Le prochain conseil.
L'Empereur exhala une respiration trouble et rit pour ne pas montrer son recul.
C'était l'Empereur qui avait empêché le Grand Duc d'assister au conseil en le faisant errer sur les champs de bataille. C'était le moyen le plus efficace d'empêcher le Grand Duc de bâtir une base de pouvoir dans la capitale.
Même aujourd'hui, il n'avait fait qu'espérer que le Grand Duc viendrait anxieusement entendre parler du mariage.
« …Je ne peux pas convoquer le Grand Duc occupé à chaque conseil. »
« Qu'est-ce qui pourrait être occupé dans une situation où la guerre est finie ? Maintenant, en tant que chef de Vikander, je protégerai le côté de Votre Majesté. »
Le chef de Vikander.
C'était la première fois que le Grand Duc se désignait lui-même comme le chef de Vikander.
Tandis que les nobles bourdonnaient face à la situation qui se déroulait sous leurs yeux, l'Empereur serra les dents et regarda le Grand Duc avec des yeux perçants.
Maintenant, son chien montrait les crocs. Il ne vivrait plus comme le chien de l'Empereur, mais comme le Grand Duc.
« …Ce que le Grand Duc désire tant ne serait pas d'assister au conseil des nobles. »
C'était un avertissement.
Un avertissement qu'il ne pourrait jamais obtenir la Mine de Cristal Blanc s'il continuait à agir ainsi. Cet avertissement n'avait jamais échoué.
Mais.
« …Je pense que le début de mes fonctions officielles serait la négociation avec Heferti. Votre Majesté. »
Un sourire dangereux pendait aux lèvres du Grand Duc.
Instantanément, l'Empereur baissa les yeux vers sa main. Il pensait que la laisse de son chien était éternelle. Il pensait l'avoir toujours en main, mais le gars s'échappait comme des grains de sable s'écoulant entre ses doigts.

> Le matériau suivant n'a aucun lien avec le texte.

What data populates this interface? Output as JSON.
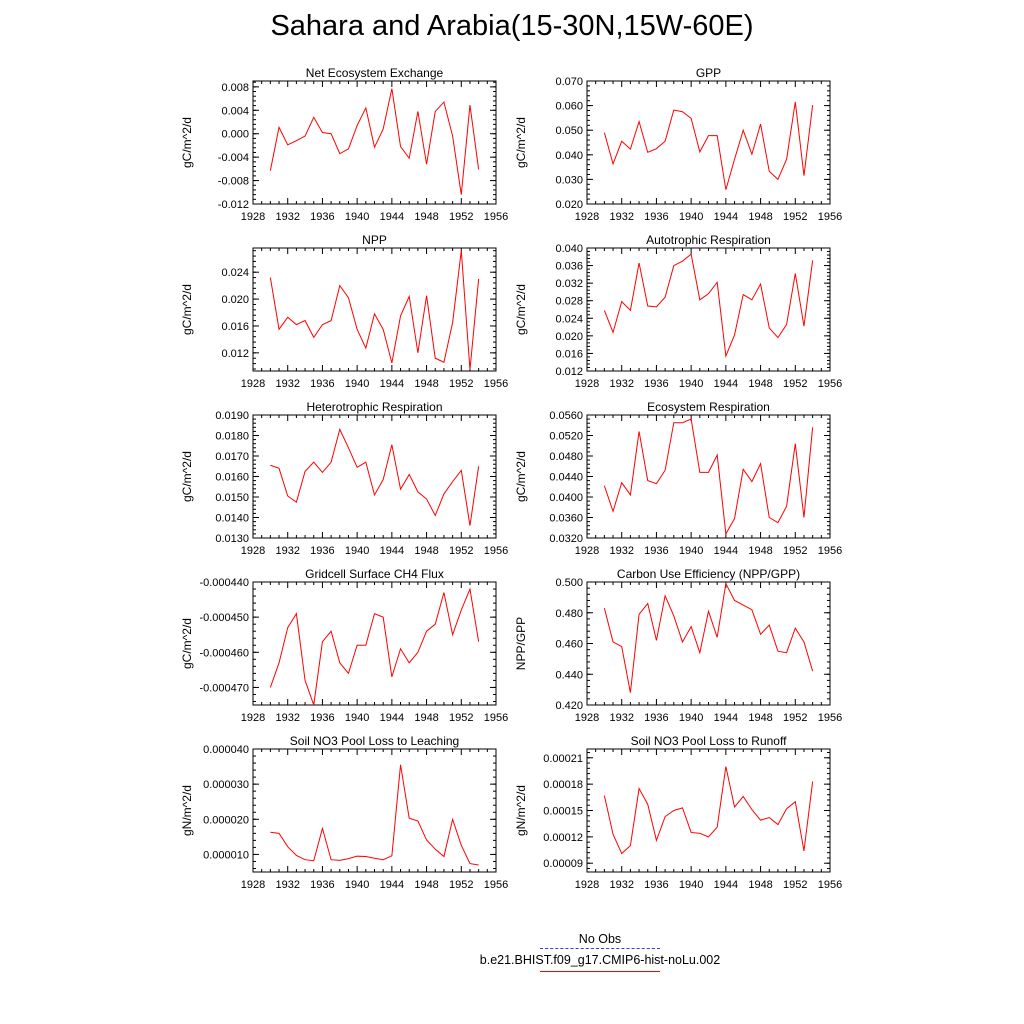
{
  "figure": {
    "title": "Sahara and Arabia(15-30N,15W-60E)"
  },
  "colors": {
    "model_line": "#ff0000",
    "obs_line": "#3b3bd6",
    "axis": "#000000"
  },
  "legend": {
    "obs_label": "No Obs",
    "model_label": "b.e21.BHIST.f09_g17.CMIP6-hist-noLu.002"
  },
  "chart_data": [
    {
      "type": "line",
      "title": "Net Ecosystem Exchange",
      "ylabel": "gC/m^2/d",
      "xlim": [
        1928,
        1956
      ],
      "xticks": [
        "1928",
        "1932",
        "1936",
        "1940",
        "1944",
        "1948",
        "1952",
        "1956"
      ],
      "ylim": [
        -0.012,
        0.009
      ],
      "yticks": [
        "0.008",
        "0.004",
        "0.000",
        "-0.004",
        "-0.008",
        "-0.012"
      ],
      "x": [
        1930,
        1931,
        1932,
        1933,
        1934,
        1935,
        1936,
        1937,
        1938,
        1939,
        1940,
        1941,
        1942,
        1943,
        1944,
        1945,
        1946,
        1947,
        1948,
        1949,
        1950,
        1951,
        1952,
        1953,
        1954
      ],
      "series": [
        {
          "values": [
            -0.0063,
            0.0011,
            -0.0019,
            -0.0012,
            -0.0004,
            0.0028,
            0.0002,
            0.0,
            -0.0034,
            -0.0026,
            0.0014,
            0.0044,
            -0.0023,
            0.0008,
            0.0077,
            -0.0022,
            -0.0042,
            0.0038,
            -0.0052,
            0.0038,
            0.0054,
            -0.0004,
            -0.0104,
            0.0049,
            -0.0061
          ]
        }
      ]
    },
    {
      "type": "line",
      "title": "GPP",
      "ylabel": "gC/m^2/d",
      "xlim": [
        1928,
        1956
      ],
      "xticks": [
        "1928",
        "1932",
        "1936",
        "1940",
        "1944",
        "1948",
        "1952",
        "1956"
      ],
      "ylim": [
        0.02,
        0.07
      ],
      "yticks": [
        "0.070",
        "0.060",
        "0.050",
        "0.040",
        "0.030",
        "0.020"
      ],
      "x": [
        1930,
        1931,
        1932,
        1933,
        1934,
        1935,
        1936,
        1937,
        1938,
        1939,
        1940,
        1941,
        1942,
        1943,
        1944,
        1945,
        1946,
        1947,
        1948,
        1949,
        1950,
        1951,
        1952,
        1953,
        1954
      ],
      "series": [
        {
          "values": [
            0.049,
            0.0363,
            0.0455,
            0.0423,
            0.0535,
            0.041,
            0.0425,
            0.0455,
            0.0582,
            0.0575,
            0.0548,
            0.0412,
            0.0478,
            0.0478,
            0.0258,
            0.0382,
            0.05,
            0.0402,
            0.0525,
            0.0333,
            0.03,
            0.0382,
            0.0615,
            0.0315,
            0.0602
          ]
        }
      ]
    },
    {
      "type": "line",
      "title": "NPP",
      "ylabel": "gC/m^2/d",
      "xlim": [
        1928,
        1956
      ],
      "xticks": [
        "1928",
        "1932",
        "1936",
        "1940",
        "1944",
        "1948",
        "1952",
        "1956"
      ],
      "ylim": [
        0.0093,
        0.0276
      ],
      "yticks": [
        "0.024",
        "0.020",
        "0.016",
        "0.012"
      ],
      "x": [
        1930,
        1931,
        1932,
        1933,
        1934,
        1935,
        1936,
        1937,
        1938,
        1939,
        1940,
        1941,
        1942,
        1943,
        1944,
        1945,
        1946,
        1947,
        1948,
        1949,
        1950,
        1951,
        1952,
        1953,
        1954
      ],
      "series": [
        {
          "values": [
            0.0232,
            0.0155,
            0.0173,
            0.0162,
            0.0168,
            0.0143,
            0.0162,
            0.0168,
            0.022,
            0.0202,
            0.0155,
            0.0127,
            0.0178,
            0.0155,
            0.0105,
            0.0175,
            0.0204,
            0.012,
            0.0205,
            0.0112,
            0.0106,
            0.0165,
            0.0272,
            0.0095,
            0.023
          ]
        }
      ]
    },
    {
      "type": "line",
      "title": "Autotrophic Respiration",
      "ylabel": "gC/m^2/d",
      "xlim": [
        1928,
        1956
      ],
      "xticks": [
        "1928",
        "1932",
        "1936",
        "1940",
        "1944",
        "1948",
        "1952",
        "1956"
      ],
      "ylim": [
        0.012,
        0.04
      ],
      "yticks": [
        "0.040",
        "0.036",
        "0.032",
        "0.028",
        "0.024",
        "0.020",
        "0.016",
        "0.012"
      ],
      "x": [
        1930,
        1931,
        1932,
        1933,
        1934,
        1935,
        1936,
        1937,
        1938,
        1939,
        1940,
        1941,
        1942,
        1943,
        1944,
        1945,
        1946,
        1947,
        1948,
        1949,
        1950,
        1951,
        1952,
        1953,
        1954
      ],
      "series": [
        {
          "values": [
            0.0258,
            0.0208,
            0.0278,
            0.0258,
            0.0366,
            0.0268,
            0.0266,
            0.0288,
            0.036,
            0.037,
            0.0386,
            0.0282,
            0.0296,
            0.0322,
            0.0154,
            0.0202,
            0.0294,
            0.0282,
            0.0318,
            0.0218,
            0.0196,
            0.0226,
            0.0342,
            0.0222,
            0.0372
          ]
        }
      ]
    },
    {
      "type": "line",
      "title": "Heterotrophic Respiration",
      "ylabel": "gC/m^2/d",
      "xlim": [
        1928,
        1956
      ],
      "xticks": [
        "1928",
        "1932",
        "1936",
        "1940",
        "1944",
        "1948",
        "1952",
        "1956"
      ],
      "ylim": [
        0.013,
        0.019
      ],
      "yticks": [
        "0.0190",
        "0.0180",
        "0.0170",
        "0.0160",
        "0.0150",
        "0.0140",
        "0.0130"
      ],
      "x": [
        1930,
        1931,
        1932,
        1933,
        1934,
        1935,
        1936,
        1937,
        1938,
        1939,
        1940,
        1941,
        1942,
        1943,
        1944,
        1945,
        1946,
        1947,
        1948,
        1949,
        1950,
        1951,
        1952,
        1953,
        1954
      ],
      "series": [
        {
          "values": [
            0.01655,
            0.0164,
            0.01505,
            0.01475,
            0.01625,
            0.0167,
            0.0162,
            0.0167,
            0.0183,
            0.0174,
            0.01645,
            0.0167,
            0.0151,
            0.01585,
            0.01755,
            0.01538,
            0.0161,
            0.01525,
            0.0149,
            0.0141,
            0.01515,
            0.01575,
            0.0163,
            0.0136,
            0.0165
          ]
        }
      ]
    },
    {
      "type": "line",
      "title": "Ecosystem Respiration",
      "ylabel": "gC/m^2/d",
      "xlim": [
        1928,
        1956
      ],
      "xticks": [
        "1928",
        "1932",
        "1936",
        "1940",
        "1944",
        "1948",
        "1952",
        "1956"
      ],
      "ylim": [
        0.032,
        0.056
      ],
      "yticks": [
        "0.0560",
        "0.0520",
        "0.0480",
        "0.0440",
        "0.0400",
        "0.0360",
        "0.0320"
      ],
      "x": [
        1930,
        1931,
        1932,
        1933,
        1934,
        1935,
        1936,
        1937,
        1938,
        1939,
        1940,
        1941,
        1942,
        1943,
        1944,
        1945,
        1946,
        1947,
        1948,
        1949,
        1950,
        1951,
        1952,
        1953,
        1954
      ],
      "series": [
        {
          "values": [
            0.0422,
            0.0372,
            0.0428,
            0.0404,
            0.0528,
            0.0432,
            0.0426,
            0.0452,
            0.0545,
            0.0545,
            0.0552,
            0.0448,
            0.0448,
            0.0482,
            0.0328,
            0.0358,
            0.0454,
            0.043,
            0.0465,
            0.036,
            0.035,
            0.0382,
            0.0504,
            0.036,
            0.0536
          ]
        }
      ]
    },
    {
      "type": "line",
      "title": "Gridcell Surface CH4 Flux",
      "ylabel": "gC/m^2/d",
      "xlim": [
        1928,
        1956
      ],
      "xticks": [
        "1928",
        "1932",
        "1936",
        "1940",
        "1944",
        "1948",
        "1952",
        "1956"
      ],
      "ylim": [
        -0.000475,
        -0.00044
      ],
      "yticks": [
        "-0.000440",
        "-0.000450",
        "-0.000460",
        "-0.000470"
      ],
      "x": [
        1930,
        1931,
        1932,
        1933,
        1934,
        1935,
        1936,
        1937,
        1938,
        1939,
        1940,
        1941,
        1942,
        1943,
        1944,
        1945,
        1946,
        1947,
        1948,
        1949,
        1950,
        1951,
        1952,
        1953,
        1954
      ],
      "series": [
        {
          "values": [
            -0.00047,
            -0.000463,
            -0.000453,
            -0.000449,
            -0.000468,
            -0.000475,
            -0.000457,
            -0.000454,
            -0.000463,
            -0.000466,
            -0.000458,
            -0.000458,
            -0.000449,
            -0.00045,
            -0.000467,
            -0.000459,
            -0.000463,
            -0.00046,
            -0.000454,
            -0.000452,
            -0.000443,
            -0.000455,
            -0.000448,
            -0.000442,
            -0.000457
          ]
        }
      ]
    },
    {
      "type": "line",
      "title": "Carbon Use Efficiency (NPP/GPP)",
      "ylabel": "NPP/GPP",
      "xlim": [
        1928,
        1956
      ],
      "xticks": [
        "1928",
        "1932",
        "1936",
        "1940",
        "1944",
        "1948",
        "1952",
        "1956"
      ],
      "ylim": [
        0.42,
        0.5
      ],
      "yticks": [
        "0.500",
        "0.480",
        "0.460",
        "0.440",
        "0.420"
      ],
      "x": [
        1930,
        1931,
        1932,
        1933,
        1934,
        1935,
        1936,
        1937,
        1938,
        1939,
        1940,
        1941,
        1942,
        1943,
        1944,
        1945,
        1946,
        1947,
        1948,
        1949,
        1950,
        1951,
        1952,
        1953,
        1954
      ],
      "series": [
        {
          "values": [
            0.483,
            0.461,
            0.458,
            0.428,
            0.479,
            0.486,
            0.462,
            0.491,
            0.478,
            0.461,
            0.471,
            0.454,
            0.481,
            0.464,
            0.499,
            0.488,
            0.485,
            0.482,
            0.466,
            0.472,
            0.455,
            0.454,
            0.47,
            0.461,
            0.442
          ]
        }
      ]
    },
    {
      "type": "line",
      "title": "Soil NO3 Pool Loss to Leaching",
      "ylabel": "gN/m^2/d",
      "xlim": [
        1928,
        1956
      ],
      "xticks": [
        "1928",
        "1932",
        "1936",
        "1940",
        "1944",
        "1948",
        "1952",
        "1956"
      ],
      "ylim": [
        5e-06,
        4e-05
      ],
      "yticks": [
        "0.000040",
        "0.000030",
        "0.000020",
        "0.000010"
      ],
      "x": [
        1930,
        1931,
        1932,
        1933,
        1934,
        1935,
        1936,
        1937,
        1938,
        1939,
        1940,
        1941,
        1942,
        1943,
        1944,
        1945,
        1946,
        1947,
        1948,
        1949,
        1950,
        1951,
        1952,
        1953,
        1954
      ],
      "series": [
        {
          "values": [
            1.63e-05,
            1.6e-05,
            1.22e-05,
            9.7e-06,
            8.5e-06,
            8.2e-06,
            1.74e-05,
            8.5e-06,
            8.3e-06,
            8.8e-06,
            9.5e-06,
            9.4e-06,
            8.9e-06,
            8.5e-06,
            9.6e-06,
            3.55e-05,
            2.03e-05,
            1.95e-05,
            1.41e-05,
            1.15e-05,
            9.4e-06,
            2e-05,
            1.26e-05,
            7.4e-06,
            7e-06
          ]
        }
      ]
    },
    {
      "type": "line",
      "title": "Soil NO3 Pool Loss to Runoff",
      "ylabel": "gN/m^2/d",
      "xlim": [
        1928,
        1956
      ],
      "xticks": [
        "1928",
        "1932",
        "1936",
        "1940",
        "1944",
        "1948",
        "1952",
        "1956"
      ],
      "ylim": [
        8e-05,
        0.00022
      ],
      "yticks": [
        "0.00021",
        "0.00018",
        "0.00015",
        "0.00012",
        "0.00009"
      ],
      "x": [
        1930,
        1931,
        1932,
        1933,
        1934,
        1935,
        1936,
        1937,
        1938,
        1939,
        1940,
        1941,
        1942,
        1943,
        1944,
        1945,
        1946,
        1947,
        1948,
        1949,
        1950,
        1951,
        1952,
        1953,
        1954
      ],
      "series": [
        {
          "values": [
            0.000167,
            0.000123,
            0.000101,
            0.00011,
            0.000175,
            0.000157,
            0.000116,
            0.000143,
            0.00015,
            0.000153,
            0.000125,
            0.000124,
            0.00012,
            0.000131,
            0.0002,
            0.000154,
            0.000166,
            0.000151,
            0.000139,
            0.000142,
            0.000134,
            0.000152,
            0.00016,
            0.000104,
            0.000183
          ]
        }
      ]
    }
  ]
}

La Mine de Cristal Blanc ne fonctionnait pas. Qu'est-ce qui se passait ? Il aurait dû l'attacher fermement avec le mariage à la Princesse, quoi qu'il arrive.
Un goût amer lui monta à la bouche face au regret tardif. Mais l'Empereur savait que ce n'était pas la fin.
« …Réglons ce problème plus tard. Ce qui est urgent aujourd'hui, c'est la question du mariage entre le Grand Duc et Madeleine. »
La voix de l'Empereur tomba calmement. En même temps, les yeux du Marquis Etel brillèrent d'une lueur funeste et se tournèrent vers Olivia.
C'était maintenant la chance.
L'opportunité parfaite de placer sa précieuse cadette au poste de Consorte du Prince Héritier.